Na Madeira morreram mais três pessoas (40 no total) e foram anotados mais 91 casos, com a súmula agora nos 3954 desde o início da pandemia.

Os Açores não registaram qualquer vítima nas últimas 24 horas (24 desde o início da pandemia), num período de tempo em que reportaram 25 novos casos - 3466 desde o início da pandemia.

Não são só os mais idosos a morrer

Todos os dias, os números mostram que a covid-19 não mata só os mais velhos, embora seja mais letal entre aqueles com mais história de vida.

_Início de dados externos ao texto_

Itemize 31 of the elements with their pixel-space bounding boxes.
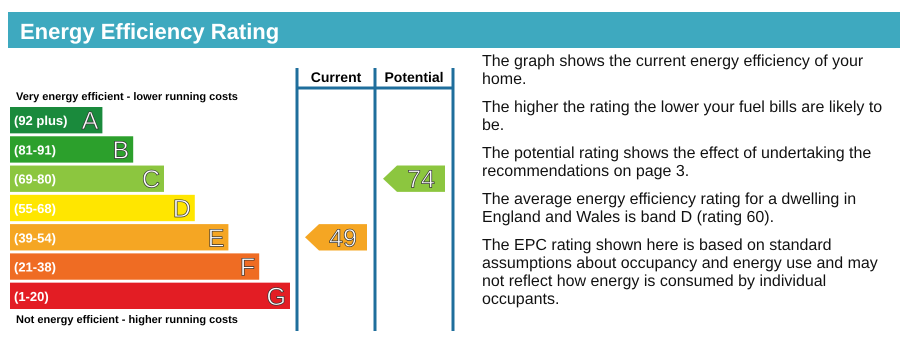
annotation: E xyxy=(208,224,224,252)
category-label: Potential xyxy=(384,69,444,85)
text: Very energy efficient - lower running costs xyxy=(16,91,238,103)
text: The potential rating shows the effect of undertaking the recommendations on page 3. xyxy=(482,145,872,180)
y-tick-label: (81-91) xyxy=(14,142,56,158)
text: Not energy efficient - higher running costs xyxy=(16,314,238,326)
annotation: A xyxy=(82,107,99,136)
bar xyxy=(10,282,290,309)
chart-title: Energy Efficiency Rating xyxy=(20,19,280,44)
text: The higher the rating the lower your fuel bills are likely to be. xyxy=(482,99,882,134)
bar xyxy=(10,166,164,192)
data-label: 49 xyxy=(329,224,357,252)
y-tick-label: (92 plus) xyxy=(14,113,68,128)
text: The graph shows the current energy efficiency of your home. xyxy=(482,53,864,88)
y-tick-label: (69-80) xyxy=(14,172,56,187)
text: The EPC rating shown here is based on standard assumptions about occupancy and energy use and may not reflect how energy is consumed by individual occupants. xyxy=(482,237,878,308)
annotation: F xyxy=(240,254,256,282)
category-label: Current xyxy=(310,69,362,85)
y-tick-label: (39-54) xyxy=(14,230,56,246)
annotation: G xyxy=(266,282,286,311)
bar xyxy=(10,253,260,280)
annotation: B xyxy=(112,136,130,164)
data-label: 74 xyxy=(407,166,435,194)
y-tick-label: (1-20) xyxy=(14,288,49,304)
annotation: D xyxy=(172,195,191,223)
y-tick-label: (55-68) xyxy=(14,201,56,216)
bar xyxy=(10,194,195,222)
annotation: C xyxy=(142,166,160,194)
text: The average energy efficiency rating for a dwelling in England and Wales is band D (rating 60). xyxy=(482,191,856,226)
y-tick-label: (21-38) xyxy=(14,260,56,275)
bar xyxy=(10,224,228,250)
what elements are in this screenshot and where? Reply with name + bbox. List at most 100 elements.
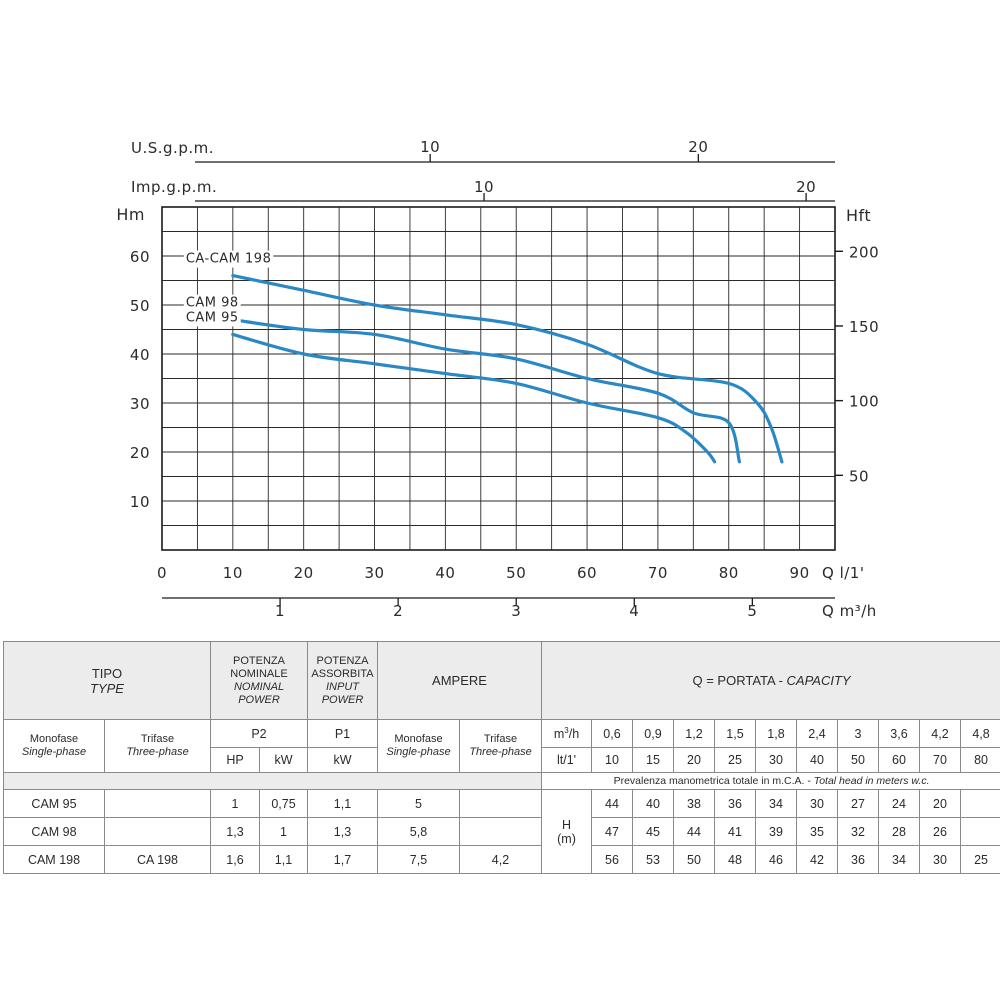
- m3h-tick-label: 5: [747, 602, 757, 620]
- m3h-value: 3: [837, 719, 879, 748]
- trifase-label: Trifase: [483, 733, 518, 745]
- p1-value: 1,1: [307, 789, 378, 818]
- y2-tick-label: 50: [849, 467, 869, 485]
- m3h-value: 0,6: [591, 719, 633, 748]
- head-value: 44: [591, 789, 633, 818]
- head-value: 36: [837, 845, 879, 874]
- m3h-value: 4,8: [959, 719, 1000, 748]
- head-value: 35: [796, 817, 838, 846]
- us-gpm-tick-label: 10: [420, 138, 440, 156]
- head-value: 30: [919, 845, 961, 874]
- head-value: 47: [591, 817, 633, 846]
- amp-tri-value: [459, 817, 542, 846]
- head-value: 50: [673, 845, 715, 874]
- lt-value: 30: [755, 747, 797, 773]
- head-value: 46: [755, 845, 797, 874]
- head-value: 27: [837, 789, 879, 818]
- nominal-label: NOMINAL: [233, 680, 285, 693]
- y2-axis-label: Hft: [846, 206, 871, 225]
- x-tick-label: 30: [364, 564, 384, 582]
- y-axis-label: Hm: [116, 205, 145, 224]
- monofase-label: Monofase: [394, 733, 443, 745]
- head-value: 28: [878, 817, 920, 846]
- x-tick-label: 10: [223, 564, 243, 582]
- m3h-value: 0,9: [632, 719, 674, 748]
- head-note: Prevalenza manometrica totale in m.C.A. …: [540, 772, 1000, 790]
- y-tick-label: 30: [130, 395, 150, 413]
- nominale-label: NOMINALE: [230, 667, 288, 680]
- head-value: 53: [632, 845, 674, 874]
- kw-value: 1: [259, 817, 308, 846]
- model-mono: CAM 95: [3, 789, 105, 818]
- nominal-power-header: POTENZA NOMINALE NOMINAL POWER: [210, 641, 308, 720]
- single-phase-label: Single-phase: [386, 746, 451, 758]
- head-note-it: Prevalenza manometrica totale in m.C.A. …: [613, 775, 814, 787]
- p1-value: 1,7: [307, 845, 378, 874]
- series-label-bg: [183, 294, 241, 312]
- x-tick-label: 60: [577, 564, 597, 582]
- curve-cam-95: [231, 332, 717, 464]
- lt-value: 60: [878, 747, 920, 773]
- model-tri: CA 198: [104, 845, 211, 874]
- three-phase-label: Three-phase: [126, 746, 189, 758]
- potenza-label: POTENZA: [233, 654, 285, 667]
- h-label: H: [561, 817, 572, 832]
- curve-cam-98: [231, 318, 741, 464]
- x-tick-label: 50: [506, 564, 526, 582]
- x-tick-label: 20: [294, 564, 314, 582]
- model-mono: CAM 198: [3, 845, 105, 874]
- head-value: 48: [714, 845, 756, 874]
- x-tick-label: 70: [648, 564, 668, 582]
- pump-data-table: TIPO TYPE POTENZA NOMINALE NOMINAL POWER…: [3, 641, 1000, 874]
- hp-value: 1,3: [210, 817, 260, 846]
- head-note-en: Total head in meters w.c.: [813, 775, 930, 787]
- head-value: 26: [919, 817, 961, 846]
- header-spacer: [3, 772, 542, 790]
- lt-value: 20: [673, 747, 715, 773]
- y-tick-label: 20: [130, 444, 150, 462]
- amp-tri-value: [459, 789, 542, 818]
- series-label: CAM 98: [186, 296, 239, 311]
- chart-curves: [231, 274, 784, 464]
- imp-gpm-tick-label: 20: [796, 178, 816, 196]
- table-row: CAM 98 1,3 1 1,3 5,8 47 45 44 41 39 35 3…: [3, 817, 1000, 846]
- p1-header: P1: [307, 719, 378, 748]
- head-value: 36: [714, 789, 756, 818]
- m3h-tick-label: 3: [511, 602, 521, 620]
- kw-p1-header: kW: [307, 747, 378, 773]
- us-gpm-tick-label: 20: [688, 138, 708, 156]
- p1-value: 1,3: [307, 817, 378, 846]
- m3h-value: 1,2: [673, 719, 715, 748]
- type-label: TYPE: [90, 680, 124, 696]
- y-tick-label: 50: [130, 297, 150, 315]
- y2-tick-label: 100: [849, 393, 879, 411]
- series-label: CAM 95: [186, 310, 239, 325]
- head-value: 25: [959, 845, 1000, 874]
- m3h-m: m: [553, 727, 565, 742]
- lt-value: 70: [919, 747, 961, 773]
- single-phase-label: Single-phase: [21, 746, 87, 758]
- monofase-label: Monofase: [29, 733, 79, 745]
- head-value: 38: [673, 789, 715, 818]
- m3h-tick-label: 4: [629, 602, 639, 620]
- kw-value: 0,75: [259, 789, 308, 818]
- head-value: 44: [673, 817, 715, 846]
- capacity-label: CAPACITY: [786, 673, 851, 688]
- p2-header: P2: [210, 719, 308, 748]
- x-tick-label: 40: [435, 564, 455, 582]
- m3h-value: 4,2: [919, 719, 961, 748]
- y2-tick-label: 200: [849, 243, 879, 261]
- hp-value: 1,6: [210, 845, 260, 874]
- tipo-header: TIPO TYPE: [3, 641, 211, 720]
- ampere-trifase-header: Trifase Three-phase: [459, 719, 542, 773]
- y-tick-label: 60: [130, 248, 150, 266]
- head-value: 34: [755, 789, 797, 818]
- lt-value: 40: [796, 747, 838, 773]
- assorbita-label: ASSORBITA: [311, 667, 374, 680]
- curve-ca-cam-198: [231, 274, 784, 464]
- head-value: 34: [878, 845, 920, 874]
- h-unit: (m): [557, 831, 576, 846]
- input-power-header: POTENZA ASSORBITA INPUT POWER: [307, 641, 378, 720]
- head-value: [959, 789, 1000, 818]
- m3h-sup: 3: [564, 725, 569, 735]
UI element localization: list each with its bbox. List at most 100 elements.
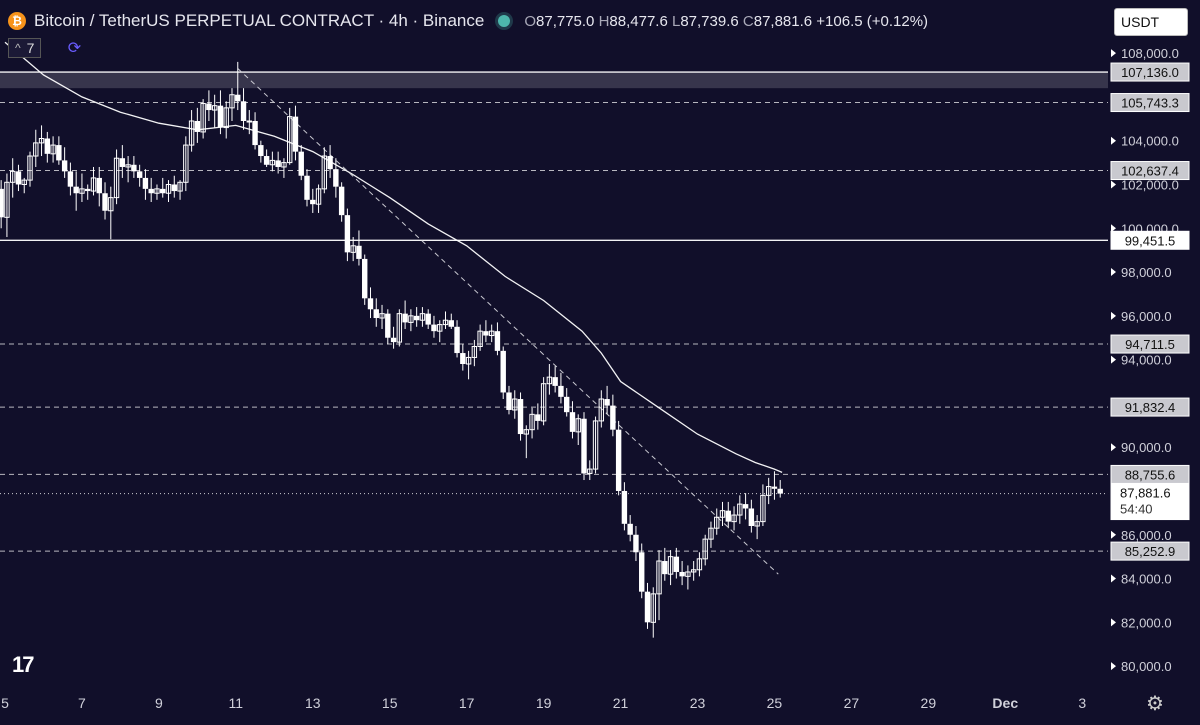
candle: [79, 173, 85, 202]
y-tick-label: 98,000.0: [1121, 265, 1172, 280]
low-value: 87,739.6: [680, 12, 739, 30]
candle: [183, 136, 189, 192]
market-status-icon: [498, 15, 511, 27]
candle: [327, 145, 333, 178]
candle-body-up: [408, 315, 414, 323]
candle: [50, 136, 56, 163]
sync-icon[interactable]: ⟳: [67, 40, 82, 57]
candle-body-up: [419, 313, 426, 321]
candle-body-up: [696, 558, 703, 571]
candle: [633, 526, 639, 562]
candle-body-up: [754, 521, 760, 527]
candle: [471, 339, 478, 367]
candle: [281, 158, 287, 178]
candle-body-down: [569, 412, 576, 432]
candle-body-up: [269, 159, 276, 166]
level-label-box: [1110, 62, 1190, 82]
candle-body-down: [633, 534, 639, 553]
candle-body-up: [598, 398, 605, 422]
candle-body-up: [379, 313, 385, 319]
candle: [771, 471, 778, 500]
high-value: 88,477.6: [609, 12, 668, 30]
candle: [696, 552, 703, 577]
tradingview-logo[interactable]: 17: [12, 652, 35, 677]
indicator-toggle[interactable]: ^ 7: [8, 38, 42, 58]
candle-body-up: [667, 556, 674, 575]
candle-body-down: [431, 324, 437, 332]
candle-body-down: [160, 188, 166, 194]
candle: [679, 561, 685, 586]
candle-body-up: [9, 170, 16, 183]
candle-body-up: [321, 155, 328, 190]
level-label: 105,743.3: [1121, 96, 1179, 111]
candle: [373, 298, 379, 327]
y-tick-arrow: [1111, 49, 1116, 58]
candle-body-up: [281, 162, 287, 168]
candle-body-up: [719, 510, 726, 518]
candle: [621, 482, 628, 531]
candle: [102, 182, 108, 220]
candle-body-up: [737, 503, 743, 516]
x-tick-label: 7: [78, 695, 86, 711]
candle: [321, 147, 328, 194]
currency-select[interactable]: USDT: [1114, 8, 1188, 36]
candle-body-down: [217, 105, 224, 128]
change-value: +106.5 (+0.12%): [816, 12, 929, 30]
gear-icon[interactable]: ⚙: [1146, 692, 1164, 715]
level-label-box: [1110, 230, 1190, 250]
close-label: C: [742, 12, 754, 30]
open-value: 87,775.0: [536, 12, 595, 30]
candle: [702, 534, 708, 566]
candle-body-up: [165, 183, 172, 194]
candle: [563, 388, 570, 417]
candle-body-down: [333, 169, 339, 187]
candle: [148, 177, 154, 202]
candle: [177, 180, 183, 200]
candle-body-down: [258, 145, 264, 157]
current-price-box: [1110, 483, 1190, 521]
high-label: H: [598, 12, 610, 30]
candle-body-down: [304, 175, 310, 200]
candle-body-down: [142, 177, 149, 189]
candle-body-up: [4, 181, 10, 218]
candle-body-down: [44, 138, 51, 154]
candle: [304, 169, 310, 207]
candle-body-down: [621, 490, 628, 524]
x-tick-label: 29: [921, 695, 937, 711]
candle-body-up: [154, 188, 160, 194]
x-tick-label: 5: [1, 695, 9, 711]
candle: [408, 309, 414, 332]
y-tick-label: 84,000.0: [1121, 572, 1172, 587]
y-tick-arrow: [1111, 618, 1116, 627]
candle-body-down: [96, 177, 102, 194]
candle-body-up: [246, 120, 252, 123]
candle: [344, 208, 351, 262]
candle-body-down: [119, 158, 126, 167]
candle: [96, 166, 102, 207]
candle-body-up: [477, 330, 483, 347]
candle-body-up: [690, 569, 697, 573]
low-label: L: [671, 12, 681, 30]
y-tick-arrow: [1111, 180, 1116, 189]
candle: [188, 110, 195, 152]
candle: [333, 158, 339, 198]
close-value: 87,881.6: [753, 12, 813, 30]
symbol-title[interactable]: Bitcoin / TetherUS PERPETUAL CONTRACT · …: [34, 11, 485, 30]
candle: [442, 311, 449, 329]
x-tick-label: 25: [767, 695, 783, 711]
y-tick-label: 108,000.0: [1121, 46, 1179, 61]
y-tick-label: 104,000.0: [1121, 134, 1179, 149]
candle: [592, 416, 599, 474]
bar-countdown: 54:40: [1120, 502, 1153, 517]
level-label: 107,136.0: [1121, 65, 1179, 80]
candle: [200, 99, 206, 139]
level-label: 94,711.5: [1125, 337, 1175, 352]
candle-body-down: [240, 101, 247, 121]
candle-body-up: [33, 142, 39, 157]
level-label: 91,832.4: [1125, 400, 1176, 415]
level-label: 99,451.5: [1125, 233, 1176, 248]
candle: [61, 147, 68, 178]
candle-body-up: [760, 494, 766, 523]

Nas últimas 24 horas, números da DGS, há a registar a morte de um homem com menos de 40 anos (29 no total) e dois homens e uma mulher no escalão dos 40-49 anos, que perdeu 108 vidas desde o início da pandemia.

Na faixa etária seguinte, 50-59 anos, foram reportados nove óbitos (quatro homens e cinco mulheres), para um acumulado de 312 desde o início da pandemia,

O escalão etário mais afetado continua a ser o das pessoas com mais de 80 anos, que nas últimas 24 horas perdeu 203 pessoas (92 homens e 111 mulheres), numa faixa etária que soma 8199 do total de 12179 óbitos desde o início da pandemia (67% do total nacional).

Na faixa etária imediatamente anterior foram reportados 47 óbitos (24 homens e 23 mulheres), para um acumulado de 2498 desde o início da pandemia, enquanto na faixa dos 60-69 anos foram registadas 30 mortes, 18 homens e 12 mulheres, para 1021 no total.